The gods. The supremacy of the three gods just didn’t add up. How could she choose one to follow when none appealed to her? Why was she even required by society to swear allegiance to one over the other two?

She was the kind to be constantly occupied in thought, and in trying to determine which of her ever-changing imaginary scenarios was the most likely to happen.

The moon had already passed into the top half of the window positioned in the thick stonemasonry of the exterior wall of her room. The orb looked like the face of a juicy orange cut in half. She half smiled at it, then rolled onto her side and supported her head with her hand. Her mind hummed with the inner monologue that never seemed to slow. Even in sleep, colorful, complex dreams kept her mind busy. Tonight weariness, stress, and the anxieties natural to her age led her thoughts in an unnaturally darker direction.
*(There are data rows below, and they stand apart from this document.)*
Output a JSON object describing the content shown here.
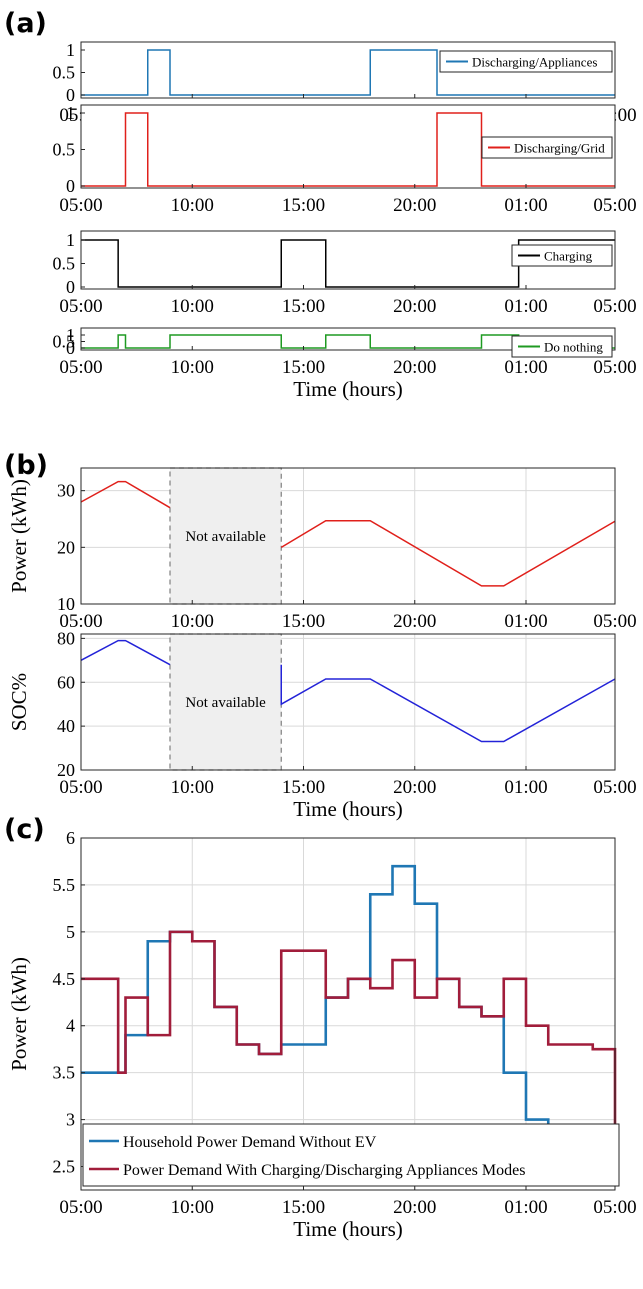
{
  "panel_labels": [
    "(a)",
    "(b)",
    "(c)"
  ],
  "xticks": [
    "05:00",
    "10:00",
    "15:00",
    "20:00",
    "01:00",
    "05:00"
  ],
  "xticks_hours": [
    5,
    10,
    15,
    20,
    25,
    29
  ],
  "xlabel": "Time (hours)",
  "not_available_label": "Not available",
  "chart_data": [
    {
      "type": "line",
      "panel": "(a)",
      "title": "",
      "xlabel": "",
      "ylabel": "",
      "xlim": [
        5,
        29
      ],
      "ylim": [
        0,
        1
      ],
      "yticks": [
        0,
        0.5,
        1
      ],
      "ytick_labels": [
        "0",
        "0.5",
        "1"
      ],
      "grid": false,
      "legend_position": "top-right",
      "color": "#1f77b4",
      "series": [
        {
          "name": "Discharging/Appliances",
          "x": [
            5,
            8,
            8,
            9,
            9,
            18,
            18,
            21,
            21,
            29
          ],
          "values": [
            0,
            0,
            1,
            1,
            0,
            0,
            1,
            1,
            0,
            0
          ]
        }
      ]
    },
    {
      "type": "line",
      "panel": "(a)",
      "title": "",
      "xlabel": "",
      "ylabel": "",
      "xlim": [
        5,
        29
      ],
      "ylim": [
        0,
        1
      ],
      "yticks": [
        0,
        0.5,
        1
      ],
      "ytick_labels": [
        "0",
        "0.5",
        "1"
      ],
      "grid": false,
      "legend_position": "top-right",
      "color": "#e0201b",
      "series": [
        {
          "name": "Discharging/Grid",
          "x": [
            5,
            7,
            7,
            8,
            8,
            21,
            21,
            23,
            23,
            29
          ],
          "values": [
            0,
            0,
            1,
            1,
            0,
            0,
            1,
            1,
            0,
            0
          ]
        }
      ]
    },
    {
      "type": "line",
      "panel": "(a)",
      "title": "",
      "xlabel": "",
      "ylabel": "",
      "xlim": [
        5,
        29
      ],
      "ylim": [
        0,
        1
      ],
      "yticks": [
        0,
        0.5,
        1
      ],
      "ytick_labels": [
        "0",
        "0.5",
        "1"
      ],
      "grid": false,
      "legend_position": "top-right",
      "color": "#000000",
      "series": [
        {
          "name": "Charging",
          "x": [
            5,
            6.67,
            6.67,
            14,
            14,
            16,
            16,
            24.67,
            24.67,
            29
          ],
          "values": [
            1,
            1,
            0,
            0,
            1,
            1,
            0,
            0,
            1,
            1
          ]
        }
      ]
    },
    {
      "type": "line",
      "panel": "(a)",
      "title": "",
      "xlabel": "Time (hours)",
      "ylabel": "",
      "xlim": [
        5,
        29
      ],
      "ylim": [
        0,
        1
      ],
      "yticks": [
        0,
        0.5,
        1
      ],
      "ytick_labels": [
        "0",
        "0.5",
        "1"
      ],
      "grid": false,
      "legend_position": "top-right",
      "color": "#1f9a22",
      "series": [
        {
          "name": "Do nothing",
          "x": [
            5,
            6.67,
            6.67,
            7,
            7,
            9,
            9,
            14,
            14,
            16,
            16,
            18,
            18,
            23,
            23,
            24.67,
            24.67,
            29
          ],
          "values": [
            0,
            0,
            1,
            1,
            0,
            0,
            1,
            1,
            0,
            0,
            1,
            1,
            0,
            0,
            1,
            1,
            0,
            0
          ]
        }
      ]
    },
    {
      "type": "line",
      "panel": "(b)",
      "title": "",
      "xlabel": "Time (hours)",
      "ylabel": "Power (kWh)",
      "xlim": [
        5,
        29
      ],
      "ylim": [
        10,
        34
      ],
      "yticks": [
        10,
        20,
        30
      ],
      "ytick_labels": [
        "10",
        "20",
        "30"
      ],
      "grid": true,
      "color": "#e0201b",
      "unavailable_x": [
        9,
        14
      ],
      "series": [
        {
          "name": "",
          "x": [
            5,
            6.67,
            7,
            9,
            14,
            16,
            18,
            23,
            24,
            29
          ],
          "values": [
            28,
            31.6,
            31.6,
            27,
            20,
            24.7,
            24.7,
            13.2,
            13.2,
            24.6
          ]
        }
      ]
    },
    {
      "type": "line",
      "panel": "(b)",
      "title": "",
      "xlabel": "Time (hours)",
      "ylabel": "SOC%",
      "xlim": [
        5,
        29
      ],
      "ylim": [
        20,
        82
      ],
      "yticks": [
        20,
        40,
        60,
        80
      ],
      "ytick_labels": [
        "20",
        "40",
        "60",
        "80"
      ],
      "grid": true,
      "color": "#2323d8",
      "unavailable_x": [
        9,
        14
      ],
      "series": [
        {
          "name": "",
          "x": [
            5,
            6.67,
            7,
            9,
            14,
            14,
            16,
            18,
            23,
            24,
            29
          ],
          "values": [
            70,
            79,
            79,
            68,
            68,
            50,
            61.5,
            61.5,
            33,
            33,
            61.5
          ]
        }
      ]
    },
    {
      "type": "line",
      "panel": "(c)",
      "title": "",
      "xlabel": "Time (hours)",
      "ylabel": "Power (kWh)",
      "xlim": [
        5,
        29
      ],
      "ylim": [
        2.25,
        6
      ],
      "yticks": [
        2.5,
        3,
        3.5,
        4,
        4.5,
        5,
        5.5,
        6
      ],
      "ytick_labels": [
        "2.5",
        "3",
        "3.5",
        "4",
        "4.5",
        "5",
        "5.5",
        "6"
      ],
      "grid": true,
      "legend_position": "bottom-left",
      "series": [
        {
          "name": "Household Power Demand Without EV",
          "color": "#1f77b4",
          "x": [
            5,
            6,
            7,
            8,
            9,
            10,
            11,
            12,
            13,
            14,
            15,
            16,
            17,
            18,
            19,
            20,
            21,
            22,
            23,
            24,
            25,
            26,
            27,
            28,
            29
          ],
          "values": [
            3.5,
            3.5,
            3.9,
            4.9,
            5.0,
            4.9,
            4.2,
            3.8,
            3.7,
            3.8,
            3.8,
            4.3,
            4.5,
            5.4,
            5.7,
            5.3,
            4.5,
            4.2,
            4.1,
            3.5,
            3.0,
            2.8,
            2.8,
            2.75,
            2.75
          ]
        },
        {
          "name": "Power Demand With Charging/Discharging Appliances Modes",
          "color": "#a11d3b",
          "x": [
            5,
            6.67,
            7,
            8,
            9,
            10,
            11,
            12,
            13,
            14,
            16,
            17,
            18,
            19,
            20,
            21,
            22,
            23,
            24,
            25,
            26,
            27,
            28,
            29,
            29
          ],
          "values": [
            4.5,
            3.5,
            4.3,
            3.9,
            5.0,
            4.9,
            4.2,
            3.8,
            3.7,
            4.8,
            4.3,
            4.5,
            4.4,
            4.7,
            4.3,
            4.5,
            4.2,
            4.1,
            4.5,
            4.0,
            3.8,
            3.8,
            3.75,
            3.75,
            2.75
          ]
        }
      ]
    }
  ]
}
“I don’t feel like me, but if I’m not who I am, who am I, really?” she silently asked the moon. “Oh that sounds so dumb! I’m so confused. But why do I always get the feeling that they are keeping a secret?” she asked the walls. “Why do they not let me do anything? I’m fifteen now! Why do they screen my friends, especially the boy kind? Why do I have to be accompanied everywhere, or followed? I don’t think they know I know they have me followed. Not that it matters. Lately I just feel like being by myself. It’s probably only my imagination . . . but no, it is not! They still think of me as a child even though I am taller, quicker, stronger, and much smarter than the others in my class at Corwynn Intermediate. They don’t think I notice, but I see lots. Why am I treated differently than my peers are? I shouldn’t be critical, I owe them everything and I do love them. But, what does my life actually mean? Why do I feel like I’m different – so worthless and unlovable on one hand and over-valued and over-protected on the other?”
Her mind was gaining downhill momentum: “Why do I have this empty feeling, like something’s missing; like some truth is yet to be uncovered; like someone is lost and it might be me, or; or, if not me, someone? There is secrecy and even the secrecy is covered up in secrecy. Why are my dear parents such recluses? And why am I the only red-top in the whole village of Corwynn?” she asked herself, as a tear rolled across her temple and into her rumpled, red, gorgeously red, extraordinarily red hair. Even my friends taunt and tease; Cherry head! Red cap!”
Why, big, fat, old moon in the sky? Why do I feel this way.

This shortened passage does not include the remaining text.